LombokPost - DPRD Kota Mataram tidak akan memaksakan usulan Pokok-Pokok Pikiran (Pokir) yang dinilai bermasalah dalam pembahasan anggaran belanja daerah.
Pimpinan dewan bahkan secara terbuka mempersilakan Organisasi Perangkat Daerah (OPD) untuk menolak secara tegas usulan Pokir maupun hibah dari anggota legislatif jika didapati menabrak nomenklatur.
Serta tak terdata dalam aplikasi sistem perencanaan pemerintah daerah.
“Kalau tidak sesuai dengan nomenklatur dan tidak sesuai dengan kamus-kamus yang ada di SIPD (Sistem Informasi Pemerintahan Daerah), itu kan hak OPD. Kan kita tidak bisa mengintervensi karena kita juga ada risiko. Kita harus tahu risk management nya seperti apa ke depan. Sama-samalah kita saling menjaga,” kata Malik.
Baca Juga: Cegah Penyimpangan Sasaran, Pokir DPRD NTB Direview sebelum Pencairan
Hal ini menanggapi instruksi ketat dari Komisi Pemberantasan Korupsi (KPK) RI terkait potensi celah korupsi pada anggaran Pokir.
Pihaknya menyadari betul bahaya hukum yang mengintai apabila ada usulan titipan yang dipaksakan masuk tanpa mekanisme yang sah.
Malik menerangkan, Pokir merupakan instrumen sah yang telah diatur dalam undang-undang serta peraturan pemerintah.
Dalam proses penyusunannya, dewan tidak bekerja secara sepihak, melainkan harus berpegang teguh pada tiga pilar utama. Yakni perencanaan keuangan, perencanaan pemerintahan, dan perencanaan pembangunan.
Untuk memastikan usulan Pokir murni berasal dari konstituen dan bukan kepentingan pribadi.
Dewan memadukan hasil penyerapan aspirasi reses dengan Musyawarah Perencanaan Pembangunan (Musrenbang) di tingkat lingkungan, kelurahan, hingga kecamatan.
Seluruh usulan yang diselaraskan tersebut kemudian diinput secara sistematis ke dalam e-planning.
“Yang reses itu kan kita hadir, masyarakat mengusulkan, di situ kita tampung. Kita padukan saat musyawarah lingkungan dan saat kami reses, mana sih yang menjadi prioritas usulan masyarakat ini ke pemerintah. Kan kita sama-sama sebagai penyelenggara pemerintahan,” jelasnya.
Menanggapi kekhawatiran publik mengenai potensi pemangkasan atau pengetatan alokasi Pokir pasca-peringatan KPK, Malik mengaku tenang.
Menurutnya, anggota dewan tidak perlu merasa cemas atau ketar-ketir selama seluruh tahapan pengusulan dilakukan secara transparan, akuntabel, dan taat pada prosedur yang berlaku.
“Insya Allah, kalau sepanjang kita lakukan sesuai dengan prosedur, sepanjang perencanaannya itu masuk di dalam perencanaan OPD, tidak ada masalah.

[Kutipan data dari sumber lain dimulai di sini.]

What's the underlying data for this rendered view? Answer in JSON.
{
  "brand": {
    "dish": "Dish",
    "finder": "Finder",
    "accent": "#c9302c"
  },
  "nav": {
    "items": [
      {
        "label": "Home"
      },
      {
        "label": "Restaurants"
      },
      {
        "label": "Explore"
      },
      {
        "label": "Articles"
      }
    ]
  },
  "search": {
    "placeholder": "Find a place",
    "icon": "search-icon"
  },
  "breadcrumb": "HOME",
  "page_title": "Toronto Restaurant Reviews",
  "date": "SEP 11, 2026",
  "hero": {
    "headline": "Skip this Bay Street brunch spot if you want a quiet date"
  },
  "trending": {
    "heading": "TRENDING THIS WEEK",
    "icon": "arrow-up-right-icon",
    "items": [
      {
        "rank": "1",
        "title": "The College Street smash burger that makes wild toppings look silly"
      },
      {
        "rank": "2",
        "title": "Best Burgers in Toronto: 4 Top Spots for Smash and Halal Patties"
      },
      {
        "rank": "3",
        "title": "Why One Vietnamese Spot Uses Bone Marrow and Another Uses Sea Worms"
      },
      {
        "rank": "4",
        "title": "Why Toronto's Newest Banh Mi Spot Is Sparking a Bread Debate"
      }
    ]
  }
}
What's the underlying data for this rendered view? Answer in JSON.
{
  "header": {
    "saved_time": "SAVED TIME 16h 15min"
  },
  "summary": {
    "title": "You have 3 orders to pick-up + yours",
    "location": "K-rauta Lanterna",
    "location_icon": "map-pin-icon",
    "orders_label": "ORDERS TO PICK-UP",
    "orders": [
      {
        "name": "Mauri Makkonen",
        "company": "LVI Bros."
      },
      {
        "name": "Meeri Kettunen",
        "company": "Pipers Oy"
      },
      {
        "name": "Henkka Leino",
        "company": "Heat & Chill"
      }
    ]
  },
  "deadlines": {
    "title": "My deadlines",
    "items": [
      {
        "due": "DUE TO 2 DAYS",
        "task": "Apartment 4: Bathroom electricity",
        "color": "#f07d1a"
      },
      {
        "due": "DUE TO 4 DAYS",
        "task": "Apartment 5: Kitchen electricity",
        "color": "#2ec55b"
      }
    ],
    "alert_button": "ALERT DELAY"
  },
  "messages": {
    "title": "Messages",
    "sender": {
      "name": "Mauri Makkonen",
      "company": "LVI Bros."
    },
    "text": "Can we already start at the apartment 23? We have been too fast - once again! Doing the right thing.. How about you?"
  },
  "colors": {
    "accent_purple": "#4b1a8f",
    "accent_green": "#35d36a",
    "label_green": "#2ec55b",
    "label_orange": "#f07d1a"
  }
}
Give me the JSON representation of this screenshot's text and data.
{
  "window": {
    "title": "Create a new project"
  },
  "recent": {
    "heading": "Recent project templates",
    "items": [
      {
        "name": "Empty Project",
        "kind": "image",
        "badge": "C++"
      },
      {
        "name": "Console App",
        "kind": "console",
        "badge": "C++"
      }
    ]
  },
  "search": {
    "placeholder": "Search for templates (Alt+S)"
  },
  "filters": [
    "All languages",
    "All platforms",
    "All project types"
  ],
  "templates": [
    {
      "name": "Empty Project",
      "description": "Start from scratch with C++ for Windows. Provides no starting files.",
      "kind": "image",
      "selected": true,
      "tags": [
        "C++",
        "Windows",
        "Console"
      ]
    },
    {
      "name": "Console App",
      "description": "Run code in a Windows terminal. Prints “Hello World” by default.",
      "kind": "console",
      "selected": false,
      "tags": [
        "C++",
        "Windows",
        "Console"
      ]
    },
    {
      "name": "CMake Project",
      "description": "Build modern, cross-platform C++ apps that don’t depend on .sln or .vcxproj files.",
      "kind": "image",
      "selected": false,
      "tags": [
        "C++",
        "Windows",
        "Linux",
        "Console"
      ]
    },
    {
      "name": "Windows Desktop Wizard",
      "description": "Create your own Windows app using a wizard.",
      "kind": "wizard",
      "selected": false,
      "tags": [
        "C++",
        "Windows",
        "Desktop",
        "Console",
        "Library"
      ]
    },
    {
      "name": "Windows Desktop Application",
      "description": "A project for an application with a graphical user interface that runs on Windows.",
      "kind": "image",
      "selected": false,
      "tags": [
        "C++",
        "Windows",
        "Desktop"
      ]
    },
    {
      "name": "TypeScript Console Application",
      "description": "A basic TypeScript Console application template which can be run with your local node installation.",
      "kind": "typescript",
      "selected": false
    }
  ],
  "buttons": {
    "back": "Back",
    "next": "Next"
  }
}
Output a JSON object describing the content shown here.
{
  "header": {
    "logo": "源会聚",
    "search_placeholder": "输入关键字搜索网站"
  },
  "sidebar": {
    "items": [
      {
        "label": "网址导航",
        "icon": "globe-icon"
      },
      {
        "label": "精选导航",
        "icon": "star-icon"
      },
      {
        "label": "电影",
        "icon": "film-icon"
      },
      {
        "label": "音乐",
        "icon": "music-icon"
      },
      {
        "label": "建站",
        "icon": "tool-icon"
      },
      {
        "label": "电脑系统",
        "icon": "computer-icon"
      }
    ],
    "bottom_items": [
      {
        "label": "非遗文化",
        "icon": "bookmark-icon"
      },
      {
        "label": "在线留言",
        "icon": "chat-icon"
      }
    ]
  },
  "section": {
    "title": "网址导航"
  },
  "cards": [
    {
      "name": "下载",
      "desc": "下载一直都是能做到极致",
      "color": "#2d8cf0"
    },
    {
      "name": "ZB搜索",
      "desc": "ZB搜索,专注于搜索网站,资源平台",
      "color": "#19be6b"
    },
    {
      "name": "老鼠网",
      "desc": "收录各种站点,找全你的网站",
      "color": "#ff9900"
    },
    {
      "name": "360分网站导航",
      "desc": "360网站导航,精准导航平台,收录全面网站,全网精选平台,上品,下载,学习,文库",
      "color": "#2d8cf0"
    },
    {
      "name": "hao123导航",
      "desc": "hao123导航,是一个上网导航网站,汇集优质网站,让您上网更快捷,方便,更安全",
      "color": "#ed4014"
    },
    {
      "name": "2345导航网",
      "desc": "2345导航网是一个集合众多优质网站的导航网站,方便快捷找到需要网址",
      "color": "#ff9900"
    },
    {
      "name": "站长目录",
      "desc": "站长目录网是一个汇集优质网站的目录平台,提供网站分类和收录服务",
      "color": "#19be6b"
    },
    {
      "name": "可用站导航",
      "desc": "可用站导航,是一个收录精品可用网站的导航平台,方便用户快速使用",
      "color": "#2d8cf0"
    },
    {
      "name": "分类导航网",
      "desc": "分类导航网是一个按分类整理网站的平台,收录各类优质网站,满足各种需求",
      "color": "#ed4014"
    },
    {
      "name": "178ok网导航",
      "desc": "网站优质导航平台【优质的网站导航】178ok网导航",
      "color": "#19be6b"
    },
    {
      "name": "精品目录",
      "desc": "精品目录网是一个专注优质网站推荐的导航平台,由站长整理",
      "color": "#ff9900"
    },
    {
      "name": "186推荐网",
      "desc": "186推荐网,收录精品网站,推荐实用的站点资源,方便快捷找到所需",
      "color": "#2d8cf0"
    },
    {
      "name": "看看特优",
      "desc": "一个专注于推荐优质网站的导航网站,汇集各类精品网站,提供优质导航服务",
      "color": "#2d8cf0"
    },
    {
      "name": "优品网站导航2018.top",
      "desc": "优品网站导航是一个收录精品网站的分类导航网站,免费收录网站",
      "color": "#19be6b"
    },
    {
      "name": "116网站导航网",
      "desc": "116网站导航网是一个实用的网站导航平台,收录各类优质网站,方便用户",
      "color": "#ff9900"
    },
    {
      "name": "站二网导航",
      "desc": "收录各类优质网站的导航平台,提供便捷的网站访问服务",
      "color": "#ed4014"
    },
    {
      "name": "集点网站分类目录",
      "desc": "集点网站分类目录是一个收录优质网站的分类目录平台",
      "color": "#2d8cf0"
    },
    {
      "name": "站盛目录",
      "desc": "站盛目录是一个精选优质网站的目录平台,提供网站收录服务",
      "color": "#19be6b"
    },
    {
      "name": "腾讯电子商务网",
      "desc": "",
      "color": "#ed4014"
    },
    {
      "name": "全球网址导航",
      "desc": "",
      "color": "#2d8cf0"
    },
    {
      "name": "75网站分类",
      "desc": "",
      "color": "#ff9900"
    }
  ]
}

Dari tahun-tahun sebelumnya pembahasan tetap kita lakukan melalui mekanisme, tidak semata-mata langsung kita menetapkan,” tambahnya.
Seluruh usulan Pokir yang telah diselaraskan dengan OPD nantinya akan dirangkum dalam Rencana Kerja Pemerintah Daerah (RKPD) serta Kebijakan Umum Anggaran dan Prioritas Plafon Anggaran Sementara (KUA-PPAS).
Setelah itu, usulan tersebut dibahas bersama dalam Rencana Anggaran Pendapatan dan Belanja Daerah (RAPBD) hingga disahkan menjadi APBD.
“DPR bersama pemerintah untuk melakukan realisasi,” terangnya.
Sebelumnya, Wali Kota Mataram Mohan Roliskana mengatakan, pokir DPRD merupakan bagian sah dalam proses perencanaan pembangunan daerah.
Sebagaimana diatur dalam Permendagri Nomor 86 Tahun 2017. Melalui mekanisme ini, anggota dewan dapat menyampaikan aspirasi masyarakat hasil reses untuk diintegrasikan ke dalam dokumen perencanaan pembangunan.
Meski begitu, KPK menyoroti, dalam praktiknya, pokir kerap disusupi kepentingan pribadi maupun transaksi anggaran yang menyimpang dari prinsip akuntabilitas.
Karena itu, KPK memberikan penekanan termasuk kepada eksekutif untuk menyikapinya.
“Tujuannya kan agar kita sama-sama bekerja dengan tenang, termasuk bagaimana mengelola pokir ini supaya lebih mengedepankan aturan administrasinya, pemanfaatannya dan lain-lain,” katanya.